“Skillful con man” sentenced for defrauding 2K homeowners

Patrick Joseph Soria sold homes that weren’t his, then used proceeds for escort services and luxury car rentals

Los Angeles /
Aug.August 03, 2021 09:22 AM
A U.S. District judge sentenced Patrick Joseph Soria to 12 years in prison (Getty)
A U.S. District judge sentenced Patrick Joseph Soria to 12 years in prison (Getty)

For three years, Patrick Joseph Soria defrauded more than 2,000 homeowners and prospective homebuyers out of around $7.6 million.

He targeted property owners around the country — including in Southern California — faking title filings with county recorders’ offices to make it appear to homebuyers that he owned the home, federal prosecutors said. Then Soria “sold” the properties to those victims, using the proceeds for among other things, escort services and luxury car rentals.

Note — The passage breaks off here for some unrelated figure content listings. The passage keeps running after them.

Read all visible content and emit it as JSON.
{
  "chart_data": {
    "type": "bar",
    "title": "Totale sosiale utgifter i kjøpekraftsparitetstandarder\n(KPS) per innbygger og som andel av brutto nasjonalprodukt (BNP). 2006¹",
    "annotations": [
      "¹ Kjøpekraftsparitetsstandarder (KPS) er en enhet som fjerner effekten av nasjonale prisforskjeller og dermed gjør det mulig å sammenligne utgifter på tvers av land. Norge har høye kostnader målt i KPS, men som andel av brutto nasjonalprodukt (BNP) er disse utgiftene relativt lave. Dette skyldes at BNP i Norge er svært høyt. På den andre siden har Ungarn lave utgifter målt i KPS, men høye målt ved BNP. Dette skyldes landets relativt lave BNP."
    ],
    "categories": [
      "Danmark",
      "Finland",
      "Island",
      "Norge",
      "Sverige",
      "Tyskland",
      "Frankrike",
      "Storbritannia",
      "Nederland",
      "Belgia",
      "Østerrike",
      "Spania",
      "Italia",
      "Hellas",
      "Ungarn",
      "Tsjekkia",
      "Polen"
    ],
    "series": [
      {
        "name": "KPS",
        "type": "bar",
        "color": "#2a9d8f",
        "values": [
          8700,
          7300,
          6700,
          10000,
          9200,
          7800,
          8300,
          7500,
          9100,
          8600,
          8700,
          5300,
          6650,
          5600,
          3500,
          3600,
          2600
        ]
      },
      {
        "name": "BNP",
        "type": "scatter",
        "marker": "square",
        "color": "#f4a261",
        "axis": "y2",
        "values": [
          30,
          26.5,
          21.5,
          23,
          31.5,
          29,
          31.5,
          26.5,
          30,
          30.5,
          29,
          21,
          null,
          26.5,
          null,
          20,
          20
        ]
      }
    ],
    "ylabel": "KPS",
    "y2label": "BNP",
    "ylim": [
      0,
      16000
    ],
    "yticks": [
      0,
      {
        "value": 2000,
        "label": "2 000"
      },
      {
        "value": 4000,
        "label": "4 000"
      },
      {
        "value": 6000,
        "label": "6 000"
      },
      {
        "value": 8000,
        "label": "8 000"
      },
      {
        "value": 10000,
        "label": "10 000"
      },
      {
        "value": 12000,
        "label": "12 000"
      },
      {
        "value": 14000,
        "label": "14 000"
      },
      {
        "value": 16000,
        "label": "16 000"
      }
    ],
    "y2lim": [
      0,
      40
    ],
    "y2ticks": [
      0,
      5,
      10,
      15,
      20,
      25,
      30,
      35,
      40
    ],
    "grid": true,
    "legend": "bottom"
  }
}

He also persuaded homeowners that he could take over their mortgages from their lender and reduce their mortgage payments.

On Monday, a federal judge sentenced the West Hollywood  man to 12 years in prison, multiple outlets reported. The U.S. Department of Justice also announced the sentencing.

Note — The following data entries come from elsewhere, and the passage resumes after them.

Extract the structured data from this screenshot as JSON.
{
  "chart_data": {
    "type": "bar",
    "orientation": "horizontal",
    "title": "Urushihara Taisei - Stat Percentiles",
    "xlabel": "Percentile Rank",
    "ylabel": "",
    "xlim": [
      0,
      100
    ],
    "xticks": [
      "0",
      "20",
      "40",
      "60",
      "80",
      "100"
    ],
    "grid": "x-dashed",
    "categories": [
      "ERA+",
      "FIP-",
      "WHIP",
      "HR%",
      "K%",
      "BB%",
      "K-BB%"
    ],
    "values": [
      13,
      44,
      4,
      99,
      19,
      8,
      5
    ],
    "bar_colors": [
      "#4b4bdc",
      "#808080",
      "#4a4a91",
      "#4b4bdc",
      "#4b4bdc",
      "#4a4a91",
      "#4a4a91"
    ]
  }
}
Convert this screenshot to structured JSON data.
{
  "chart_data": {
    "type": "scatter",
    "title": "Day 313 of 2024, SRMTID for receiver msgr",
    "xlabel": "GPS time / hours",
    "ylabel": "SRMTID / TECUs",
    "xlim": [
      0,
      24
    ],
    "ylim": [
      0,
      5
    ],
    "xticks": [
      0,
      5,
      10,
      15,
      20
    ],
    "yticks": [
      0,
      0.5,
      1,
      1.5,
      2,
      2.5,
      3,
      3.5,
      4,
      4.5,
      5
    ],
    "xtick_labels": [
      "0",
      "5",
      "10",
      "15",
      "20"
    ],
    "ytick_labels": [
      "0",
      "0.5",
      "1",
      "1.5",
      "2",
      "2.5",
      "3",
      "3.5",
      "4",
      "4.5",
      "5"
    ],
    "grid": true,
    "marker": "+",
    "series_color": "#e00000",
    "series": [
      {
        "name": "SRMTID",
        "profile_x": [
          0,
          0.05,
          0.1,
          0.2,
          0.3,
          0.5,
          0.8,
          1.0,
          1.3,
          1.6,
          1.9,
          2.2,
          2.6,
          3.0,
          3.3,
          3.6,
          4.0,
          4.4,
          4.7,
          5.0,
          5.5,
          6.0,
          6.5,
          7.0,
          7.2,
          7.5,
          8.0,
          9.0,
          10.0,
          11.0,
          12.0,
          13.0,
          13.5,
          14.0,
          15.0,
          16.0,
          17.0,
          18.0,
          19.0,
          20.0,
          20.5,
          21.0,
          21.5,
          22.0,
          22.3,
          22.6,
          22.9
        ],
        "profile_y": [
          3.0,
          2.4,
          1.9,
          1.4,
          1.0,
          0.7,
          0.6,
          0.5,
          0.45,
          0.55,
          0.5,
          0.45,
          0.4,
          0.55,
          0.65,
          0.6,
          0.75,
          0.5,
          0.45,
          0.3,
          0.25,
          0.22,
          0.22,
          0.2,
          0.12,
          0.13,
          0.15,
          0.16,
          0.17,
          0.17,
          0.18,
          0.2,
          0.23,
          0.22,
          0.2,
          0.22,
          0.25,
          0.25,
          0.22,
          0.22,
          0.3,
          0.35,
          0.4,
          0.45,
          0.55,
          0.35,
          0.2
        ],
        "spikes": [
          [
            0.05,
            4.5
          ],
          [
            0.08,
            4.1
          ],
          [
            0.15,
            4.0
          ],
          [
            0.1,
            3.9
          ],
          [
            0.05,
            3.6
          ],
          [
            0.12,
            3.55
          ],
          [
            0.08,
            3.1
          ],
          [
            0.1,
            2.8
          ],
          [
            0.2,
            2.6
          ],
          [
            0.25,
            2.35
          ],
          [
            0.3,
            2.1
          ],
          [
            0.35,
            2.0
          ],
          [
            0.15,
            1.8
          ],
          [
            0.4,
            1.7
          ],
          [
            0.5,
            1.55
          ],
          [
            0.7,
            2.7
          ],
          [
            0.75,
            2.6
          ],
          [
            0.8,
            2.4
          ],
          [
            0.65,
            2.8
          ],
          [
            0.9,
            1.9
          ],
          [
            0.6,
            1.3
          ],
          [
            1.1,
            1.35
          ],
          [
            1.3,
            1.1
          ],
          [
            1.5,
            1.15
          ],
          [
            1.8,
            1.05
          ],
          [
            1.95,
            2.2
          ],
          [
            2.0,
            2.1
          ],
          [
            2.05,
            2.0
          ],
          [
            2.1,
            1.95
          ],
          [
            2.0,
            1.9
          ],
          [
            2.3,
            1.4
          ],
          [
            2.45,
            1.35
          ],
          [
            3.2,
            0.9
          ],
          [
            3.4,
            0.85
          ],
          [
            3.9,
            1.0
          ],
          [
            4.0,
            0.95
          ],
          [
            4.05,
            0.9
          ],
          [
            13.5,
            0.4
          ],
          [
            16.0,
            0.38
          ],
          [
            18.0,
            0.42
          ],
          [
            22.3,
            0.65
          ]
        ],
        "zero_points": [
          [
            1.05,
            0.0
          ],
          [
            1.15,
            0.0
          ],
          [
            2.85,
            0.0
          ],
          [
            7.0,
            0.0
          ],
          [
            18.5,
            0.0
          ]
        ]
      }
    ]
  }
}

Soria was “a skillful con man who created a very sophisticated scheme,” District Court Judge Dale S. Fischer in Los Angeles said. The judge said it wasn’t “the largest case I have presided over in terms of dollars, but it is the most brazen and heartless.”

Soria faked paperwork to make it appear as though his victims’ banks had transferred their mortgages to him and convinced his victims to pay him instead of their lender, according to Wehoville.

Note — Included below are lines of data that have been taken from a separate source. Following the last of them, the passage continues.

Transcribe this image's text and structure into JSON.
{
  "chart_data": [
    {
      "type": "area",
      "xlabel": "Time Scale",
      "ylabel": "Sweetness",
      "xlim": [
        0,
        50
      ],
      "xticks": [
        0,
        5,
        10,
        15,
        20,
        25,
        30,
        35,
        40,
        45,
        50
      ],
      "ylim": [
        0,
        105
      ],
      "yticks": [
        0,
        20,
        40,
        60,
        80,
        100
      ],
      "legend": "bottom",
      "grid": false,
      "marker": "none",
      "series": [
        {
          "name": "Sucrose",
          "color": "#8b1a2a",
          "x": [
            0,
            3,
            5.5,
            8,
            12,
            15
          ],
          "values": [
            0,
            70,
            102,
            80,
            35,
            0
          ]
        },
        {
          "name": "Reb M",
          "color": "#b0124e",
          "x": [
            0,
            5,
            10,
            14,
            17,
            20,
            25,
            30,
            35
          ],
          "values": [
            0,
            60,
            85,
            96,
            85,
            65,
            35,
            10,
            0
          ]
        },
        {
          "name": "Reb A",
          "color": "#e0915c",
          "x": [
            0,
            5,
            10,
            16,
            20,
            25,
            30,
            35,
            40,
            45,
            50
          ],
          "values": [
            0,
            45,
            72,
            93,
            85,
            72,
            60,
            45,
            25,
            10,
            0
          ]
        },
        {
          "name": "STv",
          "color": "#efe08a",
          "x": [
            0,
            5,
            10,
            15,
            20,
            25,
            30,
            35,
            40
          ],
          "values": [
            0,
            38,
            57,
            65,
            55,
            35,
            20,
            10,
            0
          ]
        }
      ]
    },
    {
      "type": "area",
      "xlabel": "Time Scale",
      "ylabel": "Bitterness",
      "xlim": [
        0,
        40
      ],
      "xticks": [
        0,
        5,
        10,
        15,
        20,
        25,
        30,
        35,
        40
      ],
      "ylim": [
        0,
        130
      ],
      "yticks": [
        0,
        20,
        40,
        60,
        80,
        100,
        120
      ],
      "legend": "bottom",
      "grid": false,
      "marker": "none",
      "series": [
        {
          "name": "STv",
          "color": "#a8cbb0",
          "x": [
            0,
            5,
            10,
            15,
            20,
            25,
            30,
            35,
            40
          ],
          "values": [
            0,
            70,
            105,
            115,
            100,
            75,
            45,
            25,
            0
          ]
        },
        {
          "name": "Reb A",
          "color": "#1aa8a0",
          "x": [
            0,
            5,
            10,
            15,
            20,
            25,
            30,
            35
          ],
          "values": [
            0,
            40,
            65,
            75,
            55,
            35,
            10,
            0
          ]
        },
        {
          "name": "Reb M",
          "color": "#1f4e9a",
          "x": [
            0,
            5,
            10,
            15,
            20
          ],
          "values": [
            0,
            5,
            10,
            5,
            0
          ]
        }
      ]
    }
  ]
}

He persuaded them to ignore foreclosure letters that lenders began sending when they hadn’t received their payments. Lenders foreclosed on many of the victims, the government said.

Soria also fabricated a number of companies to appear legitimate, including HBSC US and Deutsche Mellon National Asset LLC.

Soria had pleaded guilty on March 2 to conspiracy to commit wire fraud and contempt of court. A restitution hearing is scheduled for Oct. 25.